The employment course was run in a building across the road from the Stanley modular factory.
‘‘Gary and I went over for what we thought would be a five minute chat but it turned into about 40 minutes,’’ said Mr Woods.
Employment broker Paul Johnstone had asked the pair to speak to the students about what employers are looking for in an interview.
‘‘It’s a really difficult question to answer but we basically told them what we were looking for and what we would expect to see,’’ said Mr Woods.
‘‘On the spot, I told Paul, ‘ choose your best five candidates and I’ll interview them as a dummy, pretending there’s a job at the end’.’’
Mr Johnstone chose five students, one of them Vi Ara, and they set up formal interview times for each.
‘‘Completely off the cuff, I agreed out of those five I would hire one when the time was right for us,’’ said Mr Woods.
Of the five, Vi Ara was the only one who turned up to his interview on time and well presented – two of the things Mr Woods had talked to the students about.

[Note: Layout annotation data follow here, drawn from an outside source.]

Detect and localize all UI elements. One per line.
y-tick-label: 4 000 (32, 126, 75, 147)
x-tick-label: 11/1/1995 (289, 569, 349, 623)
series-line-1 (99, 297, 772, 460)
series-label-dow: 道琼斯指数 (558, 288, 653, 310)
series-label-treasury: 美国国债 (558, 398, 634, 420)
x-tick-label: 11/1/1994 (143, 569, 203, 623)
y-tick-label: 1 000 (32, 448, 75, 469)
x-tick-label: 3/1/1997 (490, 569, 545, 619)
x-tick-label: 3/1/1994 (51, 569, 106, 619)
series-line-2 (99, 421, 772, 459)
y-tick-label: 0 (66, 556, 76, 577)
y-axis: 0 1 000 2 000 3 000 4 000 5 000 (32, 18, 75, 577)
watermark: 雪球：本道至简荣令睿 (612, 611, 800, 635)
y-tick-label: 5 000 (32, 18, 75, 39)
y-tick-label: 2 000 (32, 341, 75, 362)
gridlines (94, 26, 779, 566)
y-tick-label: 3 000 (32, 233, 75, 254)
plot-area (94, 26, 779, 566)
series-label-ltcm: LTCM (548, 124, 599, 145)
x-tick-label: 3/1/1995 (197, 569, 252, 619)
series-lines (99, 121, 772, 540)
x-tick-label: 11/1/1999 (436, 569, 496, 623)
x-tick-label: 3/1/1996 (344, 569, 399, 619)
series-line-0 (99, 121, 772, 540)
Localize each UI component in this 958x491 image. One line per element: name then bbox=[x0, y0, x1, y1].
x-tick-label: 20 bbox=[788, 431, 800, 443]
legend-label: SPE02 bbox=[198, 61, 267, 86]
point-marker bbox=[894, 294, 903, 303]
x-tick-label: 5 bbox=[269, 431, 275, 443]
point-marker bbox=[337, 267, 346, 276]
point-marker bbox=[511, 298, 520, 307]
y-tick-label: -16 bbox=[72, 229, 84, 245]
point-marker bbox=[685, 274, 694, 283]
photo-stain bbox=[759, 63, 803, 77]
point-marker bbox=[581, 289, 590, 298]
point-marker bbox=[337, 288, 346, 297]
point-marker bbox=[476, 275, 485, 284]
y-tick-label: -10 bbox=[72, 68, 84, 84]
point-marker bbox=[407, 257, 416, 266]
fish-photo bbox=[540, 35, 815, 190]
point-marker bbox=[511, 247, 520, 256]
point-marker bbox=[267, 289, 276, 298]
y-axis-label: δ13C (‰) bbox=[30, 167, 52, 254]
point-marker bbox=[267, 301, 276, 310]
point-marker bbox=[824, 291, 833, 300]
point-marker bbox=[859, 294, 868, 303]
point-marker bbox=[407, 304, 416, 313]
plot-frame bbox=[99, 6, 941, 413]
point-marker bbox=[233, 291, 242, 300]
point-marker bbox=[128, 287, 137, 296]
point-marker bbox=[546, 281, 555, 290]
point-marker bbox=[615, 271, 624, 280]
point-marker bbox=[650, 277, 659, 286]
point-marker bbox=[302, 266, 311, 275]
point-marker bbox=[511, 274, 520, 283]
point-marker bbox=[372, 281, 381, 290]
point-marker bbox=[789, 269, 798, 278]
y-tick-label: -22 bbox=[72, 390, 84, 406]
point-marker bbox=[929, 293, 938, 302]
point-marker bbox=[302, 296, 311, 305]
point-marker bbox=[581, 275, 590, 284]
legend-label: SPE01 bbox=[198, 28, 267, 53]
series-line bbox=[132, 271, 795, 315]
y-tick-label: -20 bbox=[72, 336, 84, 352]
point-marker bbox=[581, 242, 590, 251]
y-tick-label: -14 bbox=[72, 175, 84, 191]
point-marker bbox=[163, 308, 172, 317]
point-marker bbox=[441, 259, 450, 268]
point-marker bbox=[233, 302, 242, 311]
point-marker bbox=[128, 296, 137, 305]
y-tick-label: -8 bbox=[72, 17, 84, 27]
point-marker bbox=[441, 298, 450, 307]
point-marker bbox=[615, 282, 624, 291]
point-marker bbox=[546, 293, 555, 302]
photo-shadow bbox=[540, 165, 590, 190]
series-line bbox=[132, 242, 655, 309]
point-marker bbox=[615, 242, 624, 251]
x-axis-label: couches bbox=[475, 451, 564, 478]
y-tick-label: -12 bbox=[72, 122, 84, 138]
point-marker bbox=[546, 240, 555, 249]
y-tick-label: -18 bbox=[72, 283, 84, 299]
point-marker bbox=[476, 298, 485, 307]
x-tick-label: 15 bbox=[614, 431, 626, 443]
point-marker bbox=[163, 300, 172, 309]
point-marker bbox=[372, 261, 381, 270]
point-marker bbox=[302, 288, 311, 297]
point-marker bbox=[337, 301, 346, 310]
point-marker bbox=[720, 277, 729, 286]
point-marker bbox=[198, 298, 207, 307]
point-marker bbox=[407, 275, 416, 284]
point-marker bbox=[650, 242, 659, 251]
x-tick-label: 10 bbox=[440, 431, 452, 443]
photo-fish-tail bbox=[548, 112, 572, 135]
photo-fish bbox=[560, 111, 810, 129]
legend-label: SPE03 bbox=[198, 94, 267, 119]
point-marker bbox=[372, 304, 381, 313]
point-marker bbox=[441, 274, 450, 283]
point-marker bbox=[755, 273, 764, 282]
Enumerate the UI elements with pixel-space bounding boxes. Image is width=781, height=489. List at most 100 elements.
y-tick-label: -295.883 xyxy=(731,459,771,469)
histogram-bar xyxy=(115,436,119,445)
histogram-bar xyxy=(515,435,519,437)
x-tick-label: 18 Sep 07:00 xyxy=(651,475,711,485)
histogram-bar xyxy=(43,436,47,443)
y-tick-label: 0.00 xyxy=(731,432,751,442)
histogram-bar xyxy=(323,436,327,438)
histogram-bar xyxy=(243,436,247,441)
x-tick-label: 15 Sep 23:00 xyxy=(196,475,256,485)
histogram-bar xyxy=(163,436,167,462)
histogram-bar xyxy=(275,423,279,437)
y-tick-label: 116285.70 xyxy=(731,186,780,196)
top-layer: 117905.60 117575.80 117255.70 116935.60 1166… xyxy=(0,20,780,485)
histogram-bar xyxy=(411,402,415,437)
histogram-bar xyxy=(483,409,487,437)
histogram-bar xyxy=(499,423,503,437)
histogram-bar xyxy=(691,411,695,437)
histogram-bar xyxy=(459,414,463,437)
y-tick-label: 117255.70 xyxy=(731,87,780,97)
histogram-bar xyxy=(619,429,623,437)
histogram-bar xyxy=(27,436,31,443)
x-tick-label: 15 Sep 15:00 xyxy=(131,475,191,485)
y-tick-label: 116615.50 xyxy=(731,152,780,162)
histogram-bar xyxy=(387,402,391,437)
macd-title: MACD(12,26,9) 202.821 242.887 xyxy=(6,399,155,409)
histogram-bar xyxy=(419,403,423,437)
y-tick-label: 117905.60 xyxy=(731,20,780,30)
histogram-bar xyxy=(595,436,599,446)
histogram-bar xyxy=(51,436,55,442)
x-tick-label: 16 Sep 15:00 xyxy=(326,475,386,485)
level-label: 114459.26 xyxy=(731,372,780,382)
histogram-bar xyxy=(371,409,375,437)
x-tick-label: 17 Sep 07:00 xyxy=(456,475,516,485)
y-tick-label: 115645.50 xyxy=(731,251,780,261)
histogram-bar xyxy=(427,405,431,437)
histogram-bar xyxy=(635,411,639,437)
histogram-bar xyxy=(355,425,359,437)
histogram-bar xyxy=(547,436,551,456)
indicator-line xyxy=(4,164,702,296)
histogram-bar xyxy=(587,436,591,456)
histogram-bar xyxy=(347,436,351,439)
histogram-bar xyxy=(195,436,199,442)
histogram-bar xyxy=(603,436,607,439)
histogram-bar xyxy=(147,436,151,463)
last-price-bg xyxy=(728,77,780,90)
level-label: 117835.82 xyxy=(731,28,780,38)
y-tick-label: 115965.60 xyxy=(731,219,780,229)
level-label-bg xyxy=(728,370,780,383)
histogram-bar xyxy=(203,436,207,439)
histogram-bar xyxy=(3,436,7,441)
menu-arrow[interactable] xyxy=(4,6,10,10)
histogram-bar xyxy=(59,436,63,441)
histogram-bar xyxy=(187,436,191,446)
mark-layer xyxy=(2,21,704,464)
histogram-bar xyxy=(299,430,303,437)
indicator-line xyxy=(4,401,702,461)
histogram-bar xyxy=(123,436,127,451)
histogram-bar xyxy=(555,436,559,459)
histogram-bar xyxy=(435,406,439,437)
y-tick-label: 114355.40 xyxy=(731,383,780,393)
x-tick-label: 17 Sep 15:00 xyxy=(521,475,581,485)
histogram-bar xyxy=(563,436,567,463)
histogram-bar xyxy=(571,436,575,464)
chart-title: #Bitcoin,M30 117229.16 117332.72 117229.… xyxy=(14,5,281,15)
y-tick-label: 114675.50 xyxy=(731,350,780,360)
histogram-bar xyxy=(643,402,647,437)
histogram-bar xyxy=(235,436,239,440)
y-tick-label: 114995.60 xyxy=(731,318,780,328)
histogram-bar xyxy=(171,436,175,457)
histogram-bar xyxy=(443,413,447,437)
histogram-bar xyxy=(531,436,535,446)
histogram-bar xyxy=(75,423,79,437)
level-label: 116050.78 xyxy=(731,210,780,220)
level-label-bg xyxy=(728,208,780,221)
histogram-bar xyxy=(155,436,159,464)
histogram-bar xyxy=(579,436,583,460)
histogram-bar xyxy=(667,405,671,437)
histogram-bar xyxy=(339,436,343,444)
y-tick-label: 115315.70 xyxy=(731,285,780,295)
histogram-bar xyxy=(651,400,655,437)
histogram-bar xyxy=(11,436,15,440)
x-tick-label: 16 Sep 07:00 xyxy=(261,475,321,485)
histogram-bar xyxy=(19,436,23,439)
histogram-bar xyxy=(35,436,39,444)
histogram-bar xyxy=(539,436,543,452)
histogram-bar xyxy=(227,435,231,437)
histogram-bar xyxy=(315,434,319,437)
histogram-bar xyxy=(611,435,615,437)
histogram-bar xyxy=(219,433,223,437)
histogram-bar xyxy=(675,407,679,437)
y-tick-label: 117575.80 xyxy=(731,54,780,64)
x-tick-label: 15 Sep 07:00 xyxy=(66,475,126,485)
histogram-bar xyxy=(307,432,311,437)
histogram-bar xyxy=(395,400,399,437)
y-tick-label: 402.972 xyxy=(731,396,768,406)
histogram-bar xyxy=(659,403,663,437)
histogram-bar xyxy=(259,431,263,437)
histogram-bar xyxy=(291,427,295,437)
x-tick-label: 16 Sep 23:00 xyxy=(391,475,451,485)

‘‘He made the effort,’’ said Mr Woods.
He didn’t make it easy on Vi Ara - he interviewed him twice and Mr Jackson interviewed him a third time.
‘‘In the end, Gary came into my office, put Vi Ara’s CV on my desk and said, ‘that’s the one I want’.’’
They started Vi Ara out on a two-week trial in the modular factory and a few days after his trial ended, presented him with a contract in front of his entire class at the employment course.
‘‘All we want to do is give the right people the right opportunities – then it’s up to them,’’ said Mr Woods.
‘‘The one thing that always shone out about Vi Ara is you only have to ask him something once.’’
Vi Ara has been working as a casual labourer at the modular factory for the last eight weeks and, all going well, Stanley intend to put him through an apprenticeship.
‘‘It’s a happy place, a good environment . . . hard work though,’’ said Vi Ara.
The chance to become a fully qualified builder is a huge opportunity for him and something that he is ‘‘slowly getting a passion for’’.
‘‘Sometimes when I’m with my family I like to talk about work and that’s about it,’’ he said.
‘‘I don’t want to be another big hope and miss the whole subject of getting your dreams achieved.’’
Mr Woods said the other workers ‘‘rave’’ about Vi Ara and if they found more young people like him, they would be happy to hire them. ‘‘He is an absolute diamond. ‘‘ He’s only been with us eight weeks and already he’s proving to be a great team member and an asset to that factory.